In short, the American Communist of the popular imagination at the time was sort of like the Satanic conspirators one still hears about from time-to-time. You know the ones: sacrificing babies, committing mass poisonings of children on Halloween, using magic ointments to fly…
And at least as hard to find. Maybe there were American Commies out there putting out contracts on people, but I would really like to see a cite for this beyond this sort of fly-by-night book. I don’t, for instance, ever recall hearing of any documentation from that era of such activities, though–as mentioned–they were occurring in popular fiction all the time. Instead, the party members just come across–as today–as mostly lonely misfits passing out leaflets on street corners–and getting beaten up for their efforts.
Frankly, with the arguable exception of the Rosenbergs, I suspect The Duke, with his loud mouth and vivid imagination, did far more harm to this country than any domestic Communist conspiracy.
The Guardian’s version of the story does at least explain how Welles is supposed to have been privy to the information. He was supposedly told by Sergei Bondachuk (presumably when making Waterloo), whose souces in turn were Alexei Kapler and Sergei Gerasimov.
A Russian version of Chinese whispers aside, it wouldn’t have been the first time Welles made up a dinner table anecdote.
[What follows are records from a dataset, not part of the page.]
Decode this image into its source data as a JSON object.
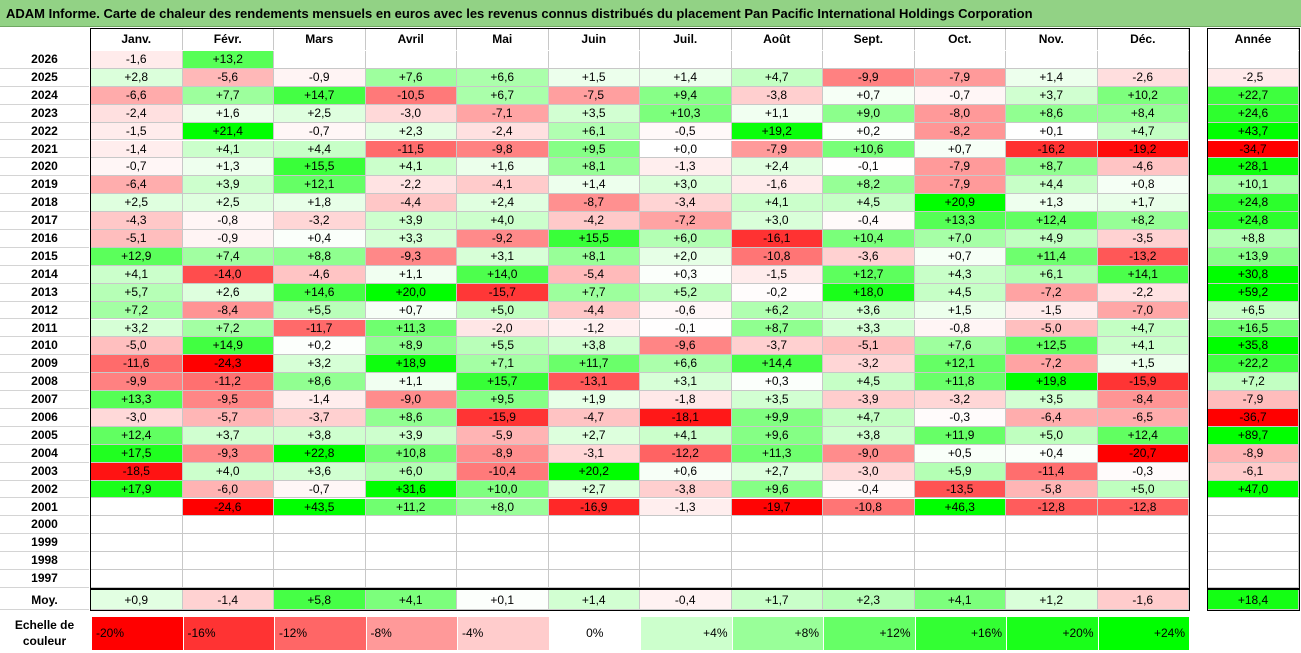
{
  "chart_data": {
    "type": "heatmap",
    "title": "ADAM Informe. Carte de chaleur des rendements mensuels en euros avec les revenus connus distribués du placement Pan Pacific International Holdings Corporation",
    "columns": [
      "Janv.",
      "Févr.",
      "Mars",
      "Avril",
      "Mai",
      "Juin",
      "Juil.",
      "Août",
      "Sept.",
      "Oct.",
      "Nov.",
      "Déc."
    ],
    "annual_header": "Année",
    "rows": [
      {
        "year": "2026",
        "values": [
          "-1,6",
          "+13,2",
          "",
          "",
          "",
          "",
          "",
          "",
          "",
          "",
          "",
          ""
        ],
        "annual": ""
      },
      {
        "year": "2025",
        "values": [
          "+2,8",
          "-5,6",
          "-0,9",
          "+7,6",
          "+6,6",
          "+1,5",
          "+1,4",
          "+4,7",
          "-9,9",
          "-7,9",
          "+1,4",
          "-2,6"
        ],
        "annual": "-2,5"
      },
      {
        "year": "2024",
        "values": [
          "-6,6",
          "+7,7",
          "+14,7",
          "-10,5",
          "+6,7",
          "-7,5",
          "+9,4",
          "-3,8",
          "+0,7",
          "-0,7",
          "+3,7",
          "+10,2"
        ],
        "annual": "+22,7"
      },
      {
        "year": "2023",
        "values": [
          "-2,4",
          "+1,6",
          "+2,5",
          "-3,0",
          "-7,1",
          "+3,5",
          "+10,3",
          "+1,1",
          "+9,0",
          "-8,0",
          "+8,6",
          "+8,4"
        ],
        "annual": "+24,6"
      },
      {
        "year": "2022",
        "values": [
          "-1,5",
          "+21,4",
          "-0,7",
          "+2,3",
          "-2,4",
          "+6,1",
          "-0,5",
          "+19,2",
          "+0,2",
          "-8,2",
          "+0,1",
          "+4,7"
        ],
        "annual": "+43,7"
      },
      {
        "year": "2021",
        "values": [
          "-1,4",
          "+4,1",
          "+4,4",
          "-11,5",
          "-9,8",
          "+9,5",
          "+0,0",
          "-7,9",
          "+10,6",
          "+0,7",
          "-16,2",
          "-19,2"
        ],
        "annual": "-34,7"
      },
      {
        "year": "2020",
        "values": [
          "-0,7",
          "+1,3",
          "+15,5",
          "+4,1",
          "+1,6",
          "+8,1",
          "-1,3",
          "+2,4",
          "-0,1",
          "-7,9",
          "+8,7",
          "-4,6"
        ],
        "annual": "+28,1"
      },
      {
        "year": "2019",
        "values": [
          "-6,4",
          "+3,9",
          "+12,1",
          "-2,2",
          "-4,1",
          "+1,4",
          "+3,0",
          "-1,6",
          "+8,2",
          "-7,9",
          "+4,4",
          "+0,8"
        ],
        "annual": "+10,1"
      },
      {
        "year": "2018",
        "values": [
          "+2,5",
          "+2,5",
          "+1,8",
          "-4,4",
          "+2,4",
          "-8,7",
          "-3,4",
          "+4,1",
          "+4,5",
          "+20,9",
          "+1,3",
          "+1,7"
        ],
        "annual": "+24,8"
      },
      {
        "year": "2017",
        "values": [
          "-4,3",
          "-0,8",
          "-3,2",
          "+3,9",
          "+4,0",
          "-4,2",
          "-7,2",
          "+3,0",
          "-0,4",
          "+13,3",
          "+12,4",
          "+8,2"
        ],
        "annual": "+24,8"
      },
      {
        "year": "2016",
        "values": [
          "-5,1",
          "-0,9",
          "+0,4",
          "+3,3",
          "-9,2",
          "+15,5",
          "+6,0",
          "-16,1",
          "+10,4",
          "+7,0",
          "+4,9",
          "-3,5"
        ],
        "annual": "+8,8"
      },
      {
        "year": "2015",
        "values": [
          "+12,9",
          "+7,4",
          "+8,8",
          "-9,3",
          "+3,1",
          "+8,1",
          "+2,0",
          "-10,8",
          "-3,6",
          "+0,7",
          "+11,4",
          "-13,2"
        ],
        "annual": "+13,9"
      },
      {
        "year": "2014",
        "values": [
          "+4,1",
          "-14,0",
          "-4,6",
          "+1,1",
          "+14,0",
          "-5,4",
          "+0,3",
          "-1,5",
          "+12,7",
          "+4,3",
          "+6,1",
          "+14,1"
        ],
        "annual": "+30,8"
      },
      {
        "year": "2013",
        "values": [
          "+5,7",
          "+2,6",
          "+14,6",
          "+20,0",
          "-15,7",
          "+7,7",
          "+5,2",
          "-0,2",
          "+18,0",
          "+4,5",
          "-7,2",
          "-2,2"
        ],
        "annual": "+59,2"
      },
      {
        "year": "2012",
        "values": [
          "+7,2",
          "-8,4",
          "+5,5",
          "+0,7",
          "+5,0",
          "-4,4",
          "-0,6",
          "+6,2",
          "+3,6",
          "+1,5",
          "-1,5",
          "-7,0"
        ],
        "annual": "+6,5"
      },
      {
        "year": "2011",
        "values": [
          "+3,2",
          "+7,2",
          "-11,7",
          "+11,3",
          "-2,0",
          "-1,2",
          "-0,1",
          "+8,7",
          "+3,3",
          "-0,8",
          "-5,0",
          "+4,7"
        ],
        "annual": "+16,5"
      },
      {
        "year": "2010",
        "values": [
          "-5,0",
          "+14,9",
          "+0,2",
          "+8,9",
          "+5,5",
          "+3,8",
          "-9,6",
          "-3,7",
          "-5,1",
          "+7,6",
          "+12,5",
          "+4,1"
        ],
        "annual": "+35,8"
      },
      {
        "year": "2009",
        "values": [
          "-11,6",
          "-24,3",
          "+3,2",
          "+18,9",
          "+7,1",
          "+11,7",
          "+6,6",
          "+14,4",
          "-3,2",
          "+12,1",
          "-7,2",
          "+1,5"
        ],
        "annual": "+22,2"
      },
      {
        "year": "2008",
        "values": [
          "-9,9",
          "-11,2",
          "+8,6",
          "+1,1",
          "+15,7",
          "-13,1",
          "+3,1",
          "+0,3",
          "+4,5",
          "+11,8",
          "+19,8",
          "-15,9"
        ],
        "annual": "+7,2"
      },
      {
        "year": "2007",
        "values": [
          "+13,3",
          "-9,5",
          "-1,4",
          "-9,0",
          "+9,5",
          "+1,9",
          "-1,8",
          "+3,5",
          "-3,9",
          "-3,2",
          "+3,5",
          "-8,4"
        ],
        "annual": "-7,9"
      },
      {
        "year": "2006",
        "values": [
          "-3,0",
          "-5,7",
          "-3,7",
          "+8,6",
          "-15,9",
          "-4,7",
          "-18,1",
          "+9,9",
          "+4,7",
          "-0,3",
          "-6,4",
          "-6,5"
        ],
        "annual": "-36,7"
      },
      {
        "year": "2005",
        "values": [
          "+12,4",
          "+3,7",
          "+3,8",
          "+3,9",
          "-5,9",
          "+2,7",
          "+4,1",
          "+9,6",
          "+3,8",
          "+11,9",
          "+5,0",
          "+12,4"
        ],
        "annual": "+89,7"
      },
      {
        "year": "2004",
        "values": [
          "+17,5",
          "-9,3",
          "+22,8",
          "+10,8",
          "-8,9",
          "-3,1",
          "-12,2",
          "+11,3",
          "-9,0",
          "+0,5",
          "+0,4",
          "-20,7"
        ],
        "annual": "-8,9"
      },
      {
        "year": "2003",
        "values": [
          "-18,5",
          "+4,0",
          "+3,6",
          "+6,0",
          "-10,4",
          "+20,2",
          "+0,6",
          "+2,7",
          "-3,0",
          "+5,9",
          "-11,4",
          "-0,3"
        ],
        "annual": "-6,1"
      },
      {
        "year": "2002",
        "values": [
          "+17,9",
          "-6,0",
          "-0,7",
          "+31,6",
          "+10,0",
          "+2,7",
          "-3,8",
          "+9,6",
          "-0,4",
          "-13,5",
          "-5,8",
          "+5,0"
        ],
        "annual": "+47,0"
      },
      {
        "year": "2001",
        "values": [
          "",
          "-24,6",
          "+43,5",
          "+11,2",
          "+8,0",
          "-16,9",
          "-1,3",
          "-19,7",
          "-10,8",
          "+46,3",
          "-12,8",
          "-12,8"
        ],
        "annual": ""
      },
      {
        "year": "2000",
        "values": [
          "",
          "",
          "",
          "",
          "",
          "",
          "",
          "",
          "",
          "",
          "",
          ""
        ],
        "annual": ""
      },
      {
        "year": "1999",
        "values": [
          "",
          "",
          "",
          "",
          "",
          "",
          "",
          "",
          "",
          "",
          "",
          ""
        ],
        "annual": ""
      },
      {
        "year": "1998",
        "values": [
          "",
          "",
          "",
          "",
          "",
          "",
          "",
          "",
          "",
          "",
          "",
          ""
        ],
        "annual": ""
      },
      {
        "year": "1997",
        "values": [
          "",
          "",
          "",
          "",
          "",
          "",
          "",
          "",
          "",
          "",
          "",
          ""
        ],
        "annual": ""
      }
    ],
    "average": {
      "label": "Moy.",
      "values": [
        "+0,9",
        "-1,4",
        "+5,8",
        "+4,1",
        "+0,1",
        "+1,4",
        "-0,4",
        "+1,7",
        "+2,3",
        "+4,1",
        "+1,2",
        "-1,6"
      ],
      "annual": "+18,4"
    },
    "color_scale": {
      "label_line1": "Echelle de",
      "label_line2": "couleur",
      "stops": [
        {
          "label": "-20%",
          "value": -20,
          "color": "#ff0000"
        },
        {
          "label": "-16%",
          "value": -16,
          "color": "#ff3333"
        },
        {
          "label": "-12%",
          "value": -12,
          "color": "#ff6666"
        },
        {
          "label": "-8%",
          "value": -8,
          "color": "#ff9999"
        },
        {
          "label": "-4%",
          "value": -4,
          "color": "#ffcccc"
        },
        {
          "label": "0%",
          "value": 0,
          "color": "#ffffff"
        },
        {
          "label": "+4%",
          "value": 4,
          "color": "#ccffcc"
        },
        {
          "label": "+8%",
          "value": 8,
          "color": "#99ff99"
        },
        {
          "label": "+12%",
          "value": 12,
          "color": "#66ff66"
        },
        {
          "label": "+16%",
          "value": 16,
          "color": "#33ff33"
        },
        {
          "label": "+20%",
          "value": 20,
          "color": "#1aff1a"
        },
        {
          "label": "+24%",
          "value": 24,
          "color": "#00ff00"
        }
      ]
    }
  }
}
But he no doubt told it brilliantly.
Sooooo…the Man Who Would Sell No Wine Before It’s Time, But Would Still Drink It, was asked for a story, this “journalist” was buying the drinks, & the man who scared America shitless with bogus Martians got in one last zinger.
As a regular Private Eye reader, I had become familiar with the suggestions that Michael Munn was just making stuff up, but hadn’t made the connection with this John Wayne story until this big article in today’s Observer.
Seems I was rather unfair to Welles back in 2003. It probably wasn’t him who’d made the story up.